As roupas da Abercrombie  não eram especialmente caras, mas o marketing passava a ideia de que se destinavam à casta dos eleitos pelos deuses da beleza e da juventude. As lojas distinguiam-se pela música alta – para afugentar os pais do jovem consumidor – e vendedores sarados. Maníaco do micromanaging, Jeffries visitava as lojas da rede para se certificar de que o ambiente – incluindo visual dos funcionários – obedecia a todos os seus ditames.

O material publicitário causava certo escândalo pela exposição de garotões malhados e descamisados divertindo-se ao ar livre. Um dos modelos ouvidos no documentário faz a piada óbvia: seu trabalho era “tirar a roupa para vender roupas.” Havia uma inconfudível aura homoerótica nessas imagens capturadas pelo fotógrafo Bruce Weber, embora o público-alvo da marca fosse heterossexual.

(No rastro do movimento MeToo, Weber seria acusado de assédio. Outro modelo conta que foi demitido depois de recusar o convite para um jantar íntimo com o fotógrafo.)

A marca que ambicionava ser exclusiva passou a se mostrar francamente discriminatória. Acumulavam-se relatos de funcionários negros, latinos e orientais que só eram escalados para funções subalternas. Uma ação coletiva por discriminação racial foi movida contra a A&F em 2004.

Cinco anos depois, uma jovem muçulmana também recorreu à Justiça quando uma loja em Tulsa negou-lhe emprego porque ela usava o hijab. O caso foi à Suprema Corte.

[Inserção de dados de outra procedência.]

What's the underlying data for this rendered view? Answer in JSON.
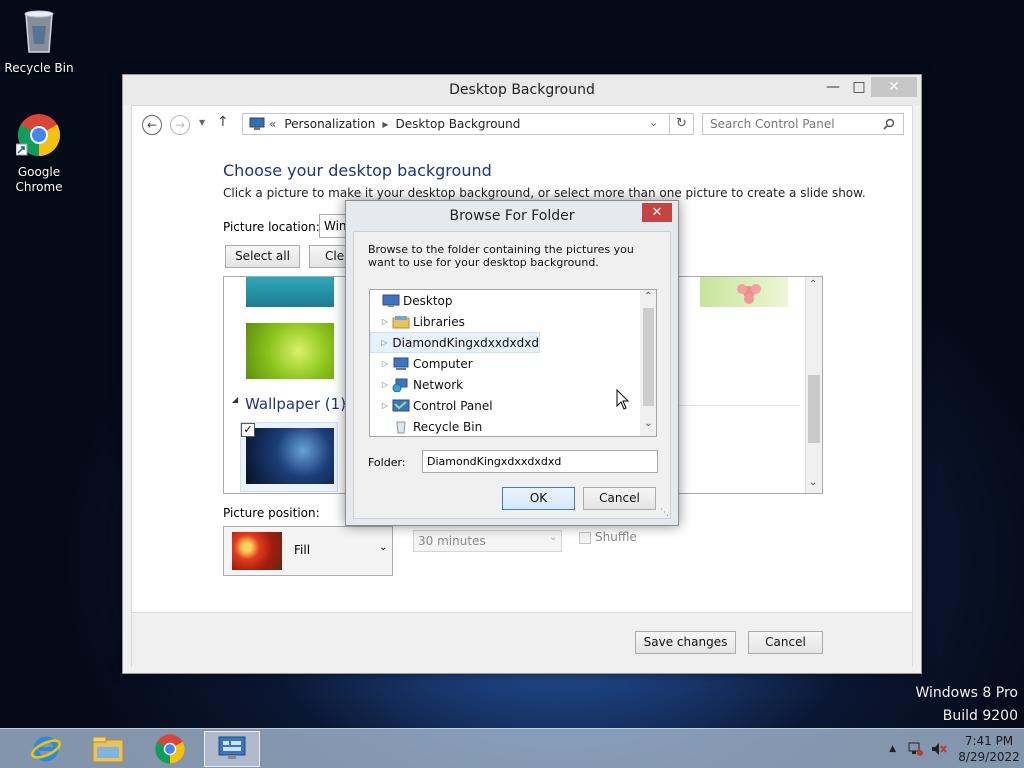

Executivo discreto, que não gostava de falar com a imprensa – o documentário ouviu seus colaboradores próximos, mas ele mesmo não concedeu entrevista – Jeffries cometeu a bobagem de defender sua ideia muito particular de exclusividade em um raro perfil publicado pelo site Salon, em 2006. “Nós buscamos o garoto bem americano, com uma atitude positiva e muitos amigos,” explicou o CEO. “Somos excludentes? Sim, certamente.”

Essas declarações antipáticas a princípio passaram despercebidas, mas voltaram à tona em 2013, causando a previsível revolta. Os resultados da Abercrombie & Fitch já andavam declinando, e no final de 2014 Mike Jeffries deixou a empresa, que desde então mudou sua identidade.

Hoje, as campanhas publicitárias da marca incluem negros, orientais, latinos e o eventual modelo com sobrepeso. O cool não vem mais só em uma cor.